The following extract is from William Baird's 1901 book General Wauchope
"After a long reign of Turkish misrule it will be easily understood that Commissioner Wauchope and his colleague Lieutenant Duff did not all at once find things easy. On the contrary, they found it very hard work. The rascality of the natives was as idyllic as innocence. Murder and theft were so common that they were scarcely considered culpable, and this in what has been called an ‘enchanted island’, full of every beauty to satisfy the eye, and every fruit to satisfy the taste. Even ten years after the occupation of the British, and notwithstanding all our efforts to restore order and justice, W. H. Mallock, describing his visit to Cyprus in 1888, says that ‘he found there more crime in proportion to the population than in any other known country in the world.’ In Nicosia the prisons were full of persons, male and female, confined for murder, theft etc. ‘In the country districts,’ he says, ‘the cause of murders has generally some connection with sheep-stealing or disputes about boundaries and water rights, or matters equally simple. In the towns the Turkish murders nearly all originate in some ordinary fit of sombre but sudden passion, and the Greek murders in some half-drunken brawl. Curiously enough, a number of these last take place at weddings. Wine has flowed; quarrelling has arisen out of laughter; knives have flashed, and in a second or two one knife has been red with blood. Yet amid so much crime there exists among this degraded people a whimsical simplicity almost justifying a smile.’
It was among criminals such as these, and a population with the vaguest possible notions of morality, that Wauchope had to deal out justice. How did he accomplish this task?
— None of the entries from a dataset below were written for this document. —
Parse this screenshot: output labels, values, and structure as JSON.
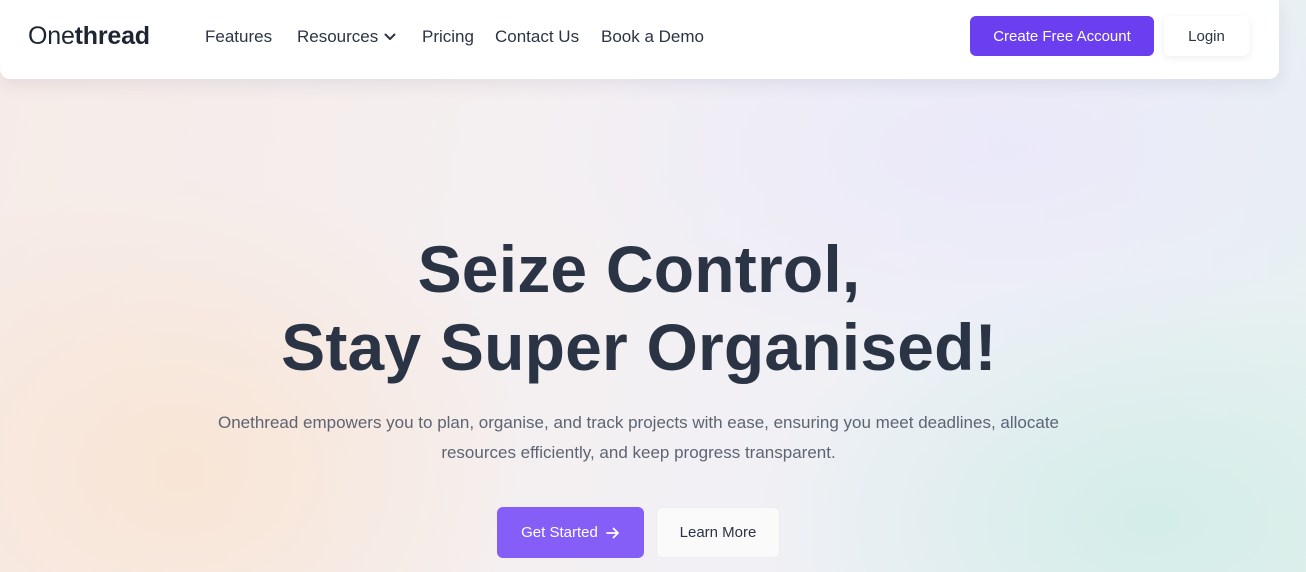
{
  "brand": {
    "name_light": "One",
    "name_bold": "thread"
  },
  "nav": {
    "features": "Features",
    "resources": "Resources",
    "pricing": "Pricing",
    "contact": "Contact Us",
    "demo": "Book a Demo"
  },
  "header_actions": {
    "create_account": "Create Free Account",
    "login": "Login"
  },
  "hero": {
    "title_line1": "Seize Control,",
    "title_line2": "Stay Super Organised!",
    "description": "Onethread empowers you to plan, organise, and track projects with ease, ensuring you meet deadlines, allocate resources efficiently, and keep progress transparent.",
    "cta_primary": "Get Started",
    "cta_secondary": "Learn More"
  },
  "icons": {
    "resources_dropdown": "chevron-down-icon",
    "cta_arrow": "arrow-right-icon"
  },
  "colors": {
    "accent": "#6b3ef0",
    "cta": "#845ef7",
    "text_dark": "#2b3445"
  }
}
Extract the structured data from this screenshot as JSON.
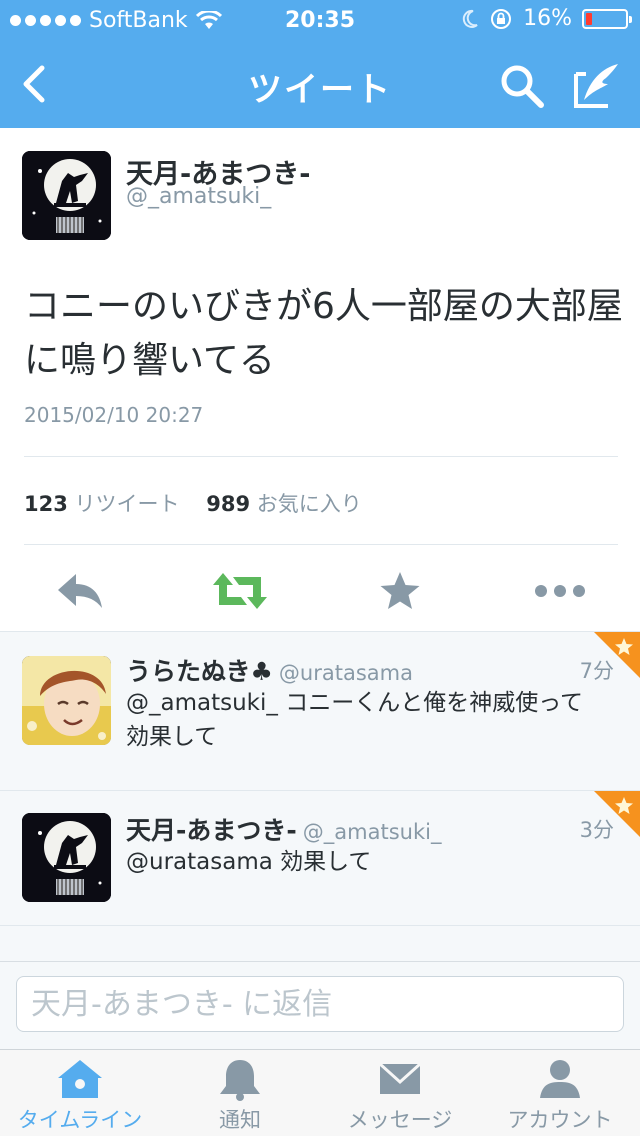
{
  "status_bar": {
    "carrier": "SoftBank",
    "time": "20:35",
    "battery_percent": "16%",
    "battery_level": 0.16
  },
  "navbar": {
    "title": "ツイート",
    "back_icon": "chevron-left-icon",
    "search_icon": "search-icon",
    "compose_icon": "compose-icon"
  },
  "tweet": {
    "author_name": "天月-あまつき-",
    "author_handle": "@_amatsuki_",
    "text": "コニーのいびきが6人一部屋の大部屋に鳴り響いてる",
    "timestamp": "2015/02/10 20:27",
    "retweet_count": "123",
    "retweet_label": "リツイート",
    "favorite_count": "989",
    "favorite_label": "お気に入り"
  },
  "actions": [
    "reply-icon",
    "retweet-icon",
    "favorite-star-icon",
    "more-icon"
  ],
  "replies": [
    {
      "name": "うらたぬき♣",
      "handle": "@uratasama",
      "time": "7分",
      "text": "@_amatsuki_ コニーくんと俺を神威使って効果して"
    },
    {
      "name": "天月-あまつき-",
      "handle": "@_amatsuki_",
      "time": "3分",
      "text": "@uratasama 効果して"
    }
  ],
  "reply_input": {
    "placeholder": "天月-あまつき- に返信"
  },
  "tabbar": {
    "items": [
      {
        "label": "タイムライン",
        "icon": "home-icon",
        "active": true
      },
      {
        "label": "通知",
        "icon": "bell-icon",
        "active": false
      },
      {
        "label": "メッセージ",
        "icon": "envelope-icon",
        "active": false
      },
      {
        "label": "アカウント",
        "icon": "person-icon",
        "active": false
      }
    ]
  },
  "colors": {
    "brand_blue": "#55acee",
    "retweet_green": "#5cb85c",
    "favorite_orange": "#f6921e",
    "icon_gray": "#8899a6"
  }
}
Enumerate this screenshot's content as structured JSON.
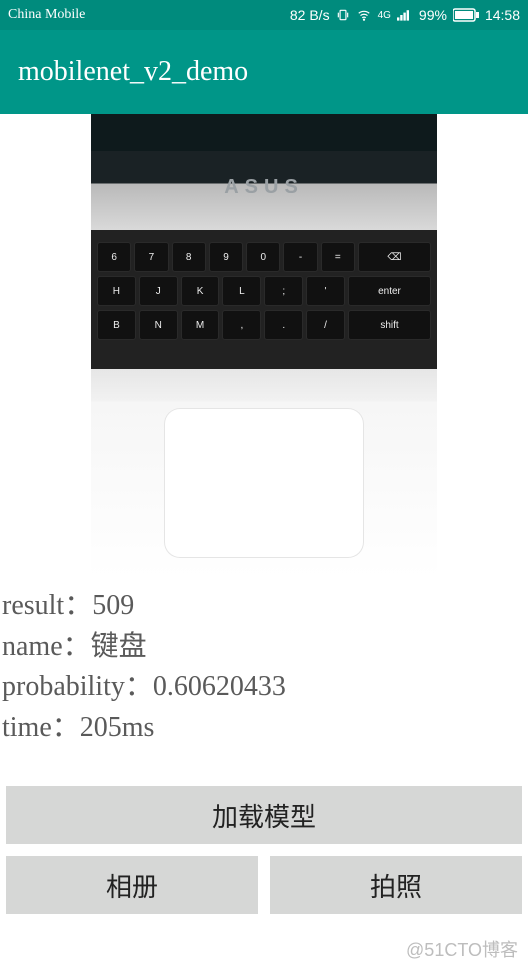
{
  "status": {
    "carrier": "China Mobile",
    "speed": "82 B/s",
    "network_label": "4G",
    "battery_pct": "99%",
    "time": "14:58"
  },
  "header": {
    "title": "mobilenet_v2_demo"
  },
  "image": {
    "brand": "ASUS"
  },
  "results": {
    "result_label": "result：",
    "result_value": "509",
    "name_label": "name：",
    "name_value": "键盘",
    "prob_label": "probability：",
    "prob_value": "0.60620433",
    "time_label": "time：",
    "time_value": "205ms"
  },
  "buttons": {
    "load_model": "加载模型",
    "album": "相册",
    "camera": "拍照"
  },
  "watermark": "@51CTO博客"
}
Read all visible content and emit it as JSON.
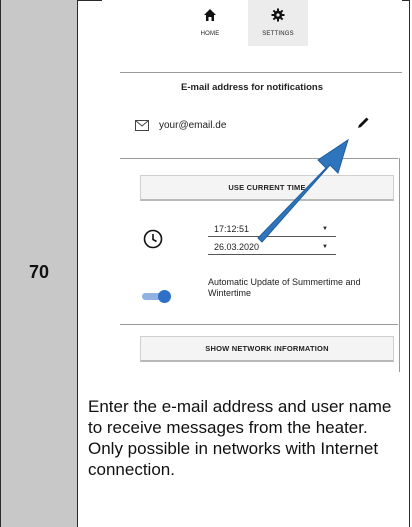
{
  "step": {
    "number": "70"
  },
  "nav": {
    "home_label": "HOME",
    "settings_label": "SETTINGS",
    "home_icon": "home-icon",
    "settings_icon": "gear-icon"
  },
  "notifications": {
    "title": "E-mail address for notifications",
    "email_value": "your@email.de",
    "mail_icon": "mail-icon",
    "edit_icon": "pencil-icon"
  },
  "time": {
    "use_current_time_label": "USE CURRENT TIME",
    "time_value": "17:12:51",
    "date_value": "26.03.2020",
    "clock_icon": "clock-icon"
  },
  "dst": {
    "label": "Automatic Update of Summertime and Wintertime",
    "enabled": true
  },
  "network": {
    "show_network_label": "SHOW NETWORK INFORMATION"
  },
  "description": "Enter the e-mail address and user name to receive messages from the heater. Only possible in networks with Internet connection.",
  "colors": {
    "step_column": "#c8c8c8",
    "toggle_on": "#2e6fc8",
    "arrow": "#2f75bd"
  }
}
His friend and colleague, now Major Duff, tells us: ‘His administration of justice was a marvel, and astonished both Turks and Greeks. He would frequently sit a whole day in the Konak or court-house, dispensing even-handed justice. All the evidence had to be taken through an interpreter, involving much delay, and frequently he sat in this way under high fever. I have sometimes taken his temperature to find it at 105 degrees, but he bore all physical pain without a murmur, and no complaint ever passed his lips.’
Papho was considered the most lawless district in the island: and the administration of justice, in both civil and criminal cases, in the hands of Captain Wauchope and Lieutenant Duff, with the aid of an interpreter, involved painstaking discretion of no ordinary kind. The Cadi — a Turkish judge — had a seat on the bench along with them, and his opinion was always taken, though not always followed. One incident comes to memory relating to an execution. We had passed sentence upon a murderer, but were in a difficulty about the gallows, and did not know what to do for want of a suitable rope, but fortunately H.M.S. Raleigh unexpectedly put in an appearance in the bay, and the bluejackets readily came to our aid in rigging up a makeshift gallows. The ceremony, however, was not marked with complete success, as, at the first effort, the rope broke; but death had supervened, so that it was of no consequence, as the operation did not require to be repeated. There must have been some flaw in the rope, as it had been previously tried with a very heavy man’s weight. We never had any difficulty in the administration of justice. Wauchope’s impartial and thoroughly sound sense of judgement as between man and man, always stood him well with clients and malefactors."